Crossing to England in 1638, he fixed his quarters at Oxford, and corresponded with Archbishop James Ussher, who made him an allowance of £24 a year towards the expenses of a projected journey to the Levant in quest of manuscripts. He left England in 1639, and, passing through Paris, was introduced by Grotius to Richelieu, whose offer of a post in the French diplomatic service he declined. His money from Ussher was forwarded by Samuel Hartlib. At Smyrna he lodged with the British consul, Edward Stringer, while he acquired knowledge of the spoken languages of the Levant.

He then proceeded to Constantinople, where Edward Pococke procured him free quarters at the British embassy. He returned to Europe in 1642 with a collection of oriental manuscripts, and lectured at London (1642), where he was supported by Ussher and John Selden.

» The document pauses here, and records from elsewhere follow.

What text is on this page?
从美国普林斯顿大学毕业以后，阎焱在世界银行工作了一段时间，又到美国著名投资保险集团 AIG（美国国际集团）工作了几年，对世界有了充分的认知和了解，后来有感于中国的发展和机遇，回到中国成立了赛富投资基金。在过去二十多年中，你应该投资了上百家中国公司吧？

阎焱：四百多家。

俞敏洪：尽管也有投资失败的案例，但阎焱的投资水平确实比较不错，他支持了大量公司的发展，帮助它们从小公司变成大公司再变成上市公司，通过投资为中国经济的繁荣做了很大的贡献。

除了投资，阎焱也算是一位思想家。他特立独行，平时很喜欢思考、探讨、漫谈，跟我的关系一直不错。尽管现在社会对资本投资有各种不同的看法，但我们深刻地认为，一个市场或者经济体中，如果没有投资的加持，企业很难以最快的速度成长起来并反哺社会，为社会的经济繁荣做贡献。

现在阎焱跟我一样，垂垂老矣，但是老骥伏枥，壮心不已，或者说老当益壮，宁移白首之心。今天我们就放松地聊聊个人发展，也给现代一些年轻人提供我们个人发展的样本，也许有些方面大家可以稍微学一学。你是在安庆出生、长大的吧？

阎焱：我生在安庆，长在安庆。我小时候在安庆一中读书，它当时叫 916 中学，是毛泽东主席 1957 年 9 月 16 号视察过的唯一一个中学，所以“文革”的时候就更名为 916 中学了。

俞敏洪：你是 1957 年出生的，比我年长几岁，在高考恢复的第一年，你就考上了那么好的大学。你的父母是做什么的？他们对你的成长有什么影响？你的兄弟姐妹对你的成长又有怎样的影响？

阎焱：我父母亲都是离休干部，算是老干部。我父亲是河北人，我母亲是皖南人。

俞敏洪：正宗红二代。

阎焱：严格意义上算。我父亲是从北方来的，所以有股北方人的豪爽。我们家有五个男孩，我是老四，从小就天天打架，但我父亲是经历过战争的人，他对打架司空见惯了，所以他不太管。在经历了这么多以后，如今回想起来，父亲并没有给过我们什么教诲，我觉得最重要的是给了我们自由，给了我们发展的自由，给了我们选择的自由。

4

He taught at Utrecht (1643), Amsterdam (1645) where he met John Pell and gave him an Arabic manuscript of Apollonius. Back in England in 1648, he was sponsored to give lectures in oriental languages for Sion College. In Oxford, where he took the covenant, he was elected fellow of Magdalen College and taught Hebrew. His book, A Generall Grammer for the Ebrew, Samaritan, Calde, Syriac, Arabic, and Ethiopic Tongue, was published in London in 1648. In this work he makes the eccentric argument that these six languages are in fact not merely related but all one language. Failing to obtain the chair of Arabic at Oxford, he accepted an offer of employment from Christina of Sweden, who appointed him professor of oriental languages at Upsala in 1650. Starting in 1669 he lectured on oriental languages at Kiel.

In 1672 Frederick William, Elector of Brandenburg procured him a chair at Frankfort-on-the-Oder, where he died on 21 June 1677, and was buried in the Oberkirche.